Autarca de Andorra desiste de recurso contra nomeação de juíza catalã no Tribunal de Corts
Alexandra Terés não vai contestar a escolha de Míriam de la Rosa como magistrada, pondo fim a disputa sobre prioridade a andorranos.
Pontos-chave
- Terés argumentou violação constitucional ao favorecer juízes estrangeiros sobre locais como ela.
- Tribunal Superior rejeitou recurso; não foi apresentado recurso constitucional.
- De la Rosa, do tribunal de Barcelona, aguarda tomada de posse após passos administrativos.

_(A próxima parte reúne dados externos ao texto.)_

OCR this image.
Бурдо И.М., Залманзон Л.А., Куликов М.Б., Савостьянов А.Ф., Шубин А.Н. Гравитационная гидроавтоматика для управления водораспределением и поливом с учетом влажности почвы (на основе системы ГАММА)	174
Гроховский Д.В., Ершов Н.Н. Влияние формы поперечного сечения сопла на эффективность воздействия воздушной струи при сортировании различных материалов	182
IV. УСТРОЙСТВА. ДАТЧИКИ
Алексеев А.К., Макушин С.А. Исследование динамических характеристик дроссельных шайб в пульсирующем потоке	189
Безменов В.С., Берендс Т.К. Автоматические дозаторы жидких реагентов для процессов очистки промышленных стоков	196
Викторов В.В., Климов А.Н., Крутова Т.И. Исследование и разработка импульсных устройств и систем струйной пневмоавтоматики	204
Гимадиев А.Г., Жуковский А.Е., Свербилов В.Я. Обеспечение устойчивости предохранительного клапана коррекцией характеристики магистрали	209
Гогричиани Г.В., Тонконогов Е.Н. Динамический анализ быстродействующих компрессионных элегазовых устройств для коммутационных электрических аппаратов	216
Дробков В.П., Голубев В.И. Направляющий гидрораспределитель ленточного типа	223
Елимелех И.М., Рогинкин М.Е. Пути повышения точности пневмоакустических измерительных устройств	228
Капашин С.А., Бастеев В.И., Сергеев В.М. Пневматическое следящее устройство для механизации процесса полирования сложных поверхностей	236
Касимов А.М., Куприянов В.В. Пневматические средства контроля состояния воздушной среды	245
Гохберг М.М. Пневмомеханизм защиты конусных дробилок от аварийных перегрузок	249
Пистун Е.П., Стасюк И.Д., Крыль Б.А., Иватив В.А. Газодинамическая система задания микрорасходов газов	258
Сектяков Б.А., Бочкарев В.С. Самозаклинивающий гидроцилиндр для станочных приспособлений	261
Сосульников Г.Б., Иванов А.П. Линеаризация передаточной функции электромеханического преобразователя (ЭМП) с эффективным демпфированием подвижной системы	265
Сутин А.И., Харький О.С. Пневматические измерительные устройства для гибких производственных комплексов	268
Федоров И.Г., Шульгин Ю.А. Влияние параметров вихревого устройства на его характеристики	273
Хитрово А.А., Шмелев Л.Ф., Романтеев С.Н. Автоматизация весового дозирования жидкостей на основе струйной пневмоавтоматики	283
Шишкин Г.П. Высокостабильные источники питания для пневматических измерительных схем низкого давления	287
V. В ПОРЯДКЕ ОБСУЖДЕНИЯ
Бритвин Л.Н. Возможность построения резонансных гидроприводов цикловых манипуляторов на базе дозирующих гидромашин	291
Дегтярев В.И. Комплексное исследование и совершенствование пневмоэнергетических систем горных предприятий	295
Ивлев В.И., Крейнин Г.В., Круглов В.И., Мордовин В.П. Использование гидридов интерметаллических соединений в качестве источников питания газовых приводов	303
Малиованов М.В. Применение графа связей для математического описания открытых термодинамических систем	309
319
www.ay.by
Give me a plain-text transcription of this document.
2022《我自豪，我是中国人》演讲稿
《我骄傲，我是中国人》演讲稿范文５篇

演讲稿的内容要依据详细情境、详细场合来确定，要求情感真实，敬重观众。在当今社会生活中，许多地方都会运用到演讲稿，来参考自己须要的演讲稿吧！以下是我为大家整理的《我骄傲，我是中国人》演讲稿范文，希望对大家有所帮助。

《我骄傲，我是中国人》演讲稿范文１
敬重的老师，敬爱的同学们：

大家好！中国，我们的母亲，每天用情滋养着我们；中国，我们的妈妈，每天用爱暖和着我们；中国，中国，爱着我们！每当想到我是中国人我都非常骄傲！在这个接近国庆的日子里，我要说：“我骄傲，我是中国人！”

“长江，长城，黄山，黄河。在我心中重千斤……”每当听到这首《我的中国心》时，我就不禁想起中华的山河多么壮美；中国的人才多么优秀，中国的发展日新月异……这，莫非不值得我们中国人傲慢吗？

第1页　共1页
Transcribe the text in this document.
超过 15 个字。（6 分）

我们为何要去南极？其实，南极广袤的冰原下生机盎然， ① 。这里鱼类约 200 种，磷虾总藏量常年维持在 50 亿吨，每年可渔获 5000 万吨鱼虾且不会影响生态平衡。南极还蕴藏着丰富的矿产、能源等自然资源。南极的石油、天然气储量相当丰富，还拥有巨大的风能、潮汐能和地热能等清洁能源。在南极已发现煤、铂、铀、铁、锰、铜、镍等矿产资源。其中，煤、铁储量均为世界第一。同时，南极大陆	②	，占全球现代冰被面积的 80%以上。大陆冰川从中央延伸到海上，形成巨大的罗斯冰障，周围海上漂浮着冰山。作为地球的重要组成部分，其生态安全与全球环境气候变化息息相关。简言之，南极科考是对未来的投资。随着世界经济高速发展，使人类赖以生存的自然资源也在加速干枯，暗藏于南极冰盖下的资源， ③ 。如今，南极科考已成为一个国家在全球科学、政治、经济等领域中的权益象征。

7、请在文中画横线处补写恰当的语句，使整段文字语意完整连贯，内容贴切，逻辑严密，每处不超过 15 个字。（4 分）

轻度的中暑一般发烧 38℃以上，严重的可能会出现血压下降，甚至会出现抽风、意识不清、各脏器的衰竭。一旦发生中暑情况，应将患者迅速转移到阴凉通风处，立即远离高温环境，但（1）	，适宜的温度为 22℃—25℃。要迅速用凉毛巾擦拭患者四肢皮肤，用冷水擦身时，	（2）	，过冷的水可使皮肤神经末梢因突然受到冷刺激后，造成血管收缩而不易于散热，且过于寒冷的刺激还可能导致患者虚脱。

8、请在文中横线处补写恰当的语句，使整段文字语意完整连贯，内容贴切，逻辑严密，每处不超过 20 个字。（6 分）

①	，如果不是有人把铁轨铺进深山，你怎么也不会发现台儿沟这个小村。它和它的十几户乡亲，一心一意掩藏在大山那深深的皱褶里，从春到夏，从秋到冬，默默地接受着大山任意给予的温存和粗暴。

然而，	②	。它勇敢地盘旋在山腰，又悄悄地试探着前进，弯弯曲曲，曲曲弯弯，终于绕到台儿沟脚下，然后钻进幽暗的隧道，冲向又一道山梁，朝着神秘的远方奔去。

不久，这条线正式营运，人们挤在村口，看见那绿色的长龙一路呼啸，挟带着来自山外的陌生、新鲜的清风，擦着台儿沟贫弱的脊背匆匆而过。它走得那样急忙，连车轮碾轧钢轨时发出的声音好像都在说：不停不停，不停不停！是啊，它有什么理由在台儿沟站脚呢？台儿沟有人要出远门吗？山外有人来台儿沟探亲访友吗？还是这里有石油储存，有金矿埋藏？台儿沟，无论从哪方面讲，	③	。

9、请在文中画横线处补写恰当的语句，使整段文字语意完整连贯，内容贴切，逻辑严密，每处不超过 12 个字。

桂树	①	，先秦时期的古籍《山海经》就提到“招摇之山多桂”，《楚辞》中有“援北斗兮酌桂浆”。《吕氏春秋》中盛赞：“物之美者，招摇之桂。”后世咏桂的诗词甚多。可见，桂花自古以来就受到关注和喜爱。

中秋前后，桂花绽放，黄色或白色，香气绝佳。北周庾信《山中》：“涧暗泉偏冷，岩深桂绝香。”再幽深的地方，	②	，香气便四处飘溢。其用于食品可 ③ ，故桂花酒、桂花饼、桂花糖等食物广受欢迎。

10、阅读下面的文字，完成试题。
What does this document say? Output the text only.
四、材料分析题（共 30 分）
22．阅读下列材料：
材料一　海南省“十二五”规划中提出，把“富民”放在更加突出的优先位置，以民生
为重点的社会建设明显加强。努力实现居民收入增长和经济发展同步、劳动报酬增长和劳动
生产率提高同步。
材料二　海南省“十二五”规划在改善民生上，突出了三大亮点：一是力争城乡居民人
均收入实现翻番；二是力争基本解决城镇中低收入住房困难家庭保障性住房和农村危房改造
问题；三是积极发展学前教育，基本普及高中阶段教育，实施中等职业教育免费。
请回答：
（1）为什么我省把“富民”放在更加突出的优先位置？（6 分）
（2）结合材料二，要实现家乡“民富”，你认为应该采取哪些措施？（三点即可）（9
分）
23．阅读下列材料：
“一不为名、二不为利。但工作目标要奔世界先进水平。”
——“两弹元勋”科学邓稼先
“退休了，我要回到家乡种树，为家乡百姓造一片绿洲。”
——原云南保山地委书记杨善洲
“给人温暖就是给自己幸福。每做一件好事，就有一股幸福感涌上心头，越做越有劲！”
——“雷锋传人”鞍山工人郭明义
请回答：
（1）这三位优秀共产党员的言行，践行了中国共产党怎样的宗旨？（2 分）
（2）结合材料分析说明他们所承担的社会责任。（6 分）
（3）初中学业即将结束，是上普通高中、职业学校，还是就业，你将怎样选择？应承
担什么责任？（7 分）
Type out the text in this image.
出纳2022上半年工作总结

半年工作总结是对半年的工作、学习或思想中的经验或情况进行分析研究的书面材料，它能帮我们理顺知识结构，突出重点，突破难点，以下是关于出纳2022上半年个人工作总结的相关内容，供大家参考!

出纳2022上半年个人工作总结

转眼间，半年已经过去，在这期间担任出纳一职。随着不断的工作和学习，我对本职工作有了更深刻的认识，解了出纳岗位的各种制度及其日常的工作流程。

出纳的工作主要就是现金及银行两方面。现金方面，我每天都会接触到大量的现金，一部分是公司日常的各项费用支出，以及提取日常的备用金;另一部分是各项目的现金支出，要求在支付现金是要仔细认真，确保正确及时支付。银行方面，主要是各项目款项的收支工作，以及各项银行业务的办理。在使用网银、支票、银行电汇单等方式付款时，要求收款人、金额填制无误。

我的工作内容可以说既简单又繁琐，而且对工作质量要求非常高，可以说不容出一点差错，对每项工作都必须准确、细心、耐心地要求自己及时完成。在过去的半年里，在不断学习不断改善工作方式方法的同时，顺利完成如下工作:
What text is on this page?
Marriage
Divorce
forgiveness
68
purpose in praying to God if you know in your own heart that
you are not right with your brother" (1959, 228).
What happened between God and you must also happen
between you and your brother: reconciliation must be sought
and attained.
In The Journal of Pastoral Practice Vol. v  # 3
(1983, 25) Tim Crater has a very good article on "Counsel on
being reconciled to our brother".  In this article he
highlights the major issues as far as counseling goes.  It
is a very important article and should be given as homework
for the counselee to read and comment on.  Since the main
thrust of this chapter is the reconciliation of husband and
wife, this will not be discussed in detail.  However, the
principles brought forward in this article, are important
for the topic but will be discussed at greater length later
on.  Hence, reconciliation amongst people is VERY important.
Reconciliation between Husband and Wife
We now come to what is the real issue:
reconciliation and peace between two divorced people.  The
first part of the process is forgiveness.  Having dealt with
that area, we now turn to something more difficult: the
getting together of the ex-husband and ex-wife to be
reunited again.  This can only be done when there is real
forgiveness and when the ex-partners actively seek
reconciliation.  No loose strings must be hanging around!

- Decisão acaba tensões sobre andorranização judicial e juristas estrangeiros.
A autarca de Andorra la Vella, Alexandra Terés, decidiu não recorrer ao Tribunal Constitucional contra a nomeação da juíza catalã Míriam de la Rosa como magistrada no Tribunal de Corts, confirmando a seleção feita pelo Consell Superior de la Justícia em outubro passado.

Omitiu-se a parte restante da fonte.